Soudain Carmela bondit comme une biche effrayée et se jeta entre les deux hommes.

— Oh ! s’écria-t-elle en joignant les mains, ayez pitié de lui ; ne le tuez pas, au nom du ciel !

Le visage du jeune homme changea subitement et prit une expression de douceur ineffable.

— Soit ! dit-il, puisque telle est votre volonté, il ne mourra pas ; mais il vous a insultée, Carmela, il doit être puni. À genoux, misérable, continua-t-il en s’adressant à Ruperto et en lui appuyant lourdement la main sur l’épaule, à genoux, et demande pardon à cet ange.
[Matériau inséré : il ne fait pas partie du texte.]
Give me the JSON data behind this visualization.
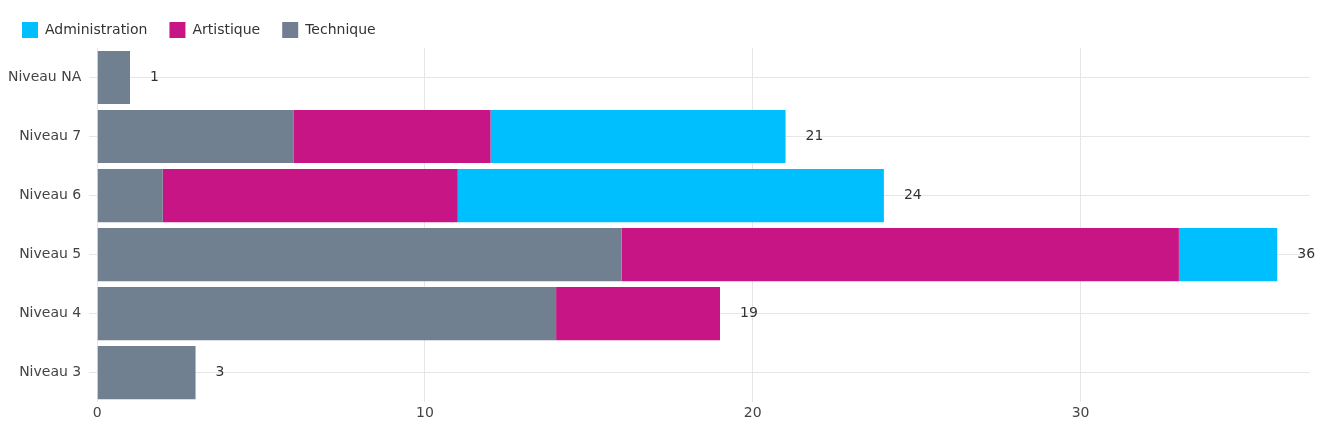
{
  "chart_data": {
    "type": "bar",
    "orientation": "horizontal",
    "stacked": true,
    "categories": [
      "Niveau NA",
      "Niveau 7",
      "Niveau 6",
      "Niveau 5",
      "Niveau 4",
      "Niveau 3"
    ],
    "series": [
      {
        "name": "Technique",
        "color": "#708090",
        "values": [
          1,
          6,
          2,
          16,
          14,
          3
        ]
      },
      {
        "name": "Artistique",
        "color": "#c71585",
        "values": [
          null,
          6,
          9,
          17,
          5,
          null
        ]
      },
      {
        "name": "Administration",
        "color": "#00bfff",
        "values": [
          null,
          9,
          13,
          3,
          null,
          null
        ]
      }
    ],
    "totals": [
      "1",
      "21",
      "24",
      "36",
      "19",
      "3"
    ],
    "xlim": [
      0,
      37
    ],
    "xticks": [
      0,
      10,
      20,
      30
    ],
    "grid": true,
    "legend": "top left"
  }
}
Ruperto s’affaissa plutôt qu’il ne s’agenouilla sous le poids de cette main de fer et tomba aux pieds de la jeune fille en murmurant d’une voix craintive :

— Pardon ! pardon !

— Assez ! dit alors le Jaguar avec un accent terrible, relève-toi et remercie Dieu d’avoir échappé cette fois encore à ma vengeance. Ouvrez la porte, Carmela.

La jeune fille obéit.

— À cheval, continua le Jaguar, allez m’attendre au Rio-Seco, surtout que nul ne bouge avant mon arrivée, sous peine de mort, allez !

Les trois hommes baissèrent la tête et sortirent sans répondre : un instant plus tard on entendit retentir sur le sable du chemin le galop de leurs chevaux qui s’éloignaient.
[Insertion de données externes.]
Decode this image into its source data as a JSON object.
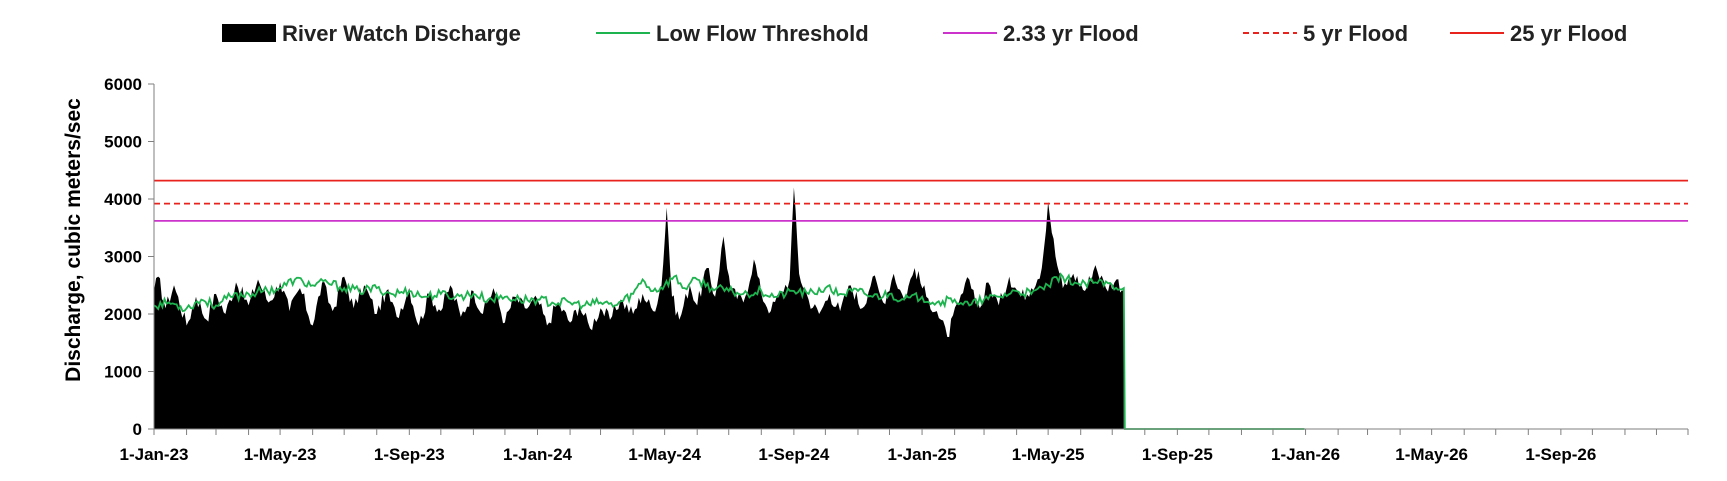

Les deux jeunes gens demeurèrent seuls dans la venta.

Le Jaguar s’assit devant la table où un moment auparavant buvaient les trois hommes, cacha sa tête dans ses mains et sembla se plonger dans de sérieuses réflexions.
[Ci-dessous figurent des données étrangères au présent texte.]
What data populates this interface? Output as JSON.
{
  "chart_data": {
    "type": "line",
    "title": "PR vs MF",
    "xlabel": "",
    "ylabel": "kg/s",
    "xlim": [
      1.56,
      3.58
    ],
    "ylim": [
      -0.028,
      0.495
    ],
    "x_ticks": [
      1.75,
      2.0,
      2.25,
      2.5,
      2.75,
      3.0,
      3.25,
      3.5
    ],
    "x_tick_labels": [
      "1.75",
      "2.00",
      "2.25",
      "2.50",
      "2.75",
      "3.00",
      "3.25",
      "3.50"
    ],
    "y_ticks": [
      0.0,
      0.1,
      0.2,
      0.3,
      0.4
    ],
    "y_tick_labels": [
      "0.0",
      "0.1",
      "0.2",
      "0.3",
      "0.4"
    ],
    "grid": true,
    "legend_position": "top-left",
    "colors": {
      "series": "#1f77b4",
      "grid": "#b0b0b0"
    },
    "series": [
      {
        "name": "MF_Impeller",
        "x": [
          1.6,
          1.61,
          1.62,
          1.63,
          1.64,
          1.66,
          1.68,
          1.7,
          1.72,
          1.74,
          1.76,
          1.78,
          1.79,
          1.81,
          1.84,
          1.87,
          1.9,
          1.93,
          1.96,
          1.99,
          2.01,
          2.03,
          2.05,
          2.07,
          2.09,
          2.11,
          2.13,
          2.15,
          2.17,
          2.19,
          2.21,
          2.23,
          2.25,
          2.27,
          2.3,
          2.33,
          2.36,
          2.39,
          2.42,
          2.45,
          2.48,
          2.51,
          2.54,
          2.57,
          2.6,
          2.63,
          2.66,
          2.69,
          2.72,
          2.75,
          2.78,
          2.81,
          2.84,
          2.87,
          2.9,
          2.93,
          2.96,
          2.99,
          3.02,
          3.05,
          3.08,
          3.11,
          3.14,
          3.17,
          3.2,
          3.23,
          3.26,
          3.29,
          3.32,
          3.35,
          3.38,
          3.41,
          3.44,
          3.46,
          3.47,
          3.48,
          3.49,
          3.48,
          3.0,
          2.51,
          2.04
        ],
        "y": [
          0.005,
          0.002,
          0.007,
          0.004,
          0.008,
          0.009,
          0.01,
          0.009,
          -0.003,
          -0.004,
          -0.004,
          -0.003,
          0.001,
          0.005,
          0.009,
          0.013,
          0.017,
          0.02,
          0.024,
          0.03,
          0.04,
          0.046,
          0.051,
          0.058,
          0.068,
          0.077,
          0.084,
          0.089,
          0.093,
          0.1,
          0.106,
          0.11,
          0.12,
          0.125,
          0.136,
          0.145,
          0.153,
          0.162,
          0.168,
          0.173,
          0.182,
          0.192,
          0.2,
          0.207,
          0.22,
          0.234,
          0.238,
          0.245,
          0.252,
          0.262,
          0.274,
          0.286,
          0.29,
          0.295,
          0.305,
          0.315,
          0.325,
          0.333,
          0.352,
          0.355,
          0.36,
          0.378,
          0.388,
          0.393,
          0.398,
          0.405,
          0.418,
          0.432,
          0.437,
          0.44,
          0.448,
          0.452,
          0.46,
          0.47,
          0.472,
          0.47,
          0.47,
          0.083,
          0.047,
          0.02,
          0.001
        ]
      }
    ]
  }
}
Carmela le considérait avec un mélange de timidité et de crainte, sans oser lui adresser la parole.

Enfin, après qu’un assez long laps de temps se fut écoulé, le jeune homme releva la tête et regarda autour de lui comme s’il s’éveillait d’un profond sommeil.

— Vous êtes restée là ? lui dit-il.

— Oui, répondit-elle doucement.

— Merci, Carmela, vous êtes bonne, vous seule m’aimez, lorsque tous me haïssent.

— N’ai-je pas raison ?

Le Jaguar sourit tristement, mais il répondit à cette question en en adressant une autre, tactique habituelle des gens qui ne veulent pas dévoiler leur pensée.

— Maintenant, racontez-moi franchement ce qui s’est passé entre vous et ces misérables.

La jeune fille sembla hésiter un instant, cependant elle prit son parti et avoua la recommandation qu’elle avait faite au capitaine des dragons.

— Vous avez eu tort, lui dit sévèrement le Jaguar, votre imprudence peut amener de graves complications, cependant je n’ose vous blâmer : vous êtes femme, par conséquent ignorante de bien des choses, est-ce que vous êtes seule ici ?

— Toute seule.

— Quelle imprudence ! comment Tranquille peut-il vous abandonner ainsi ?

— Ses devoirs le retiennent en ce moment au Mezquite, il doit faire sous peu de jours une grande battue.

— Hum ! Au moins Quoniam aurait dû rester auprès de vous.

— Il n’a pas pu, Tranquille avait besoin de son aide.

— Le diable s’en mêle, à ce qu’il paraît, fit-il d’un ton de mauvaise humeur, il faut être fou pour abandonner ainsi une jeune fille seule dans une venta située au milieu d’un pays aussi désert, pendant des semaines entières.

— Je n’étais pas seule, Lanzi avait été laissé auprès de moi.

— Ah ! Et qu’est-il devenu ?

— Un peu avant le lever du soleil je l’ai envoyé tuer un peu de venaison.

— Oui, parfaitement raisonné, et vous êtes demeurée seule en butte aux grossièretés et aux mauvais traitements du premier drôle auquel il plairait de vous insulter.

— Je ne croyais pas qu’il y eût du danger.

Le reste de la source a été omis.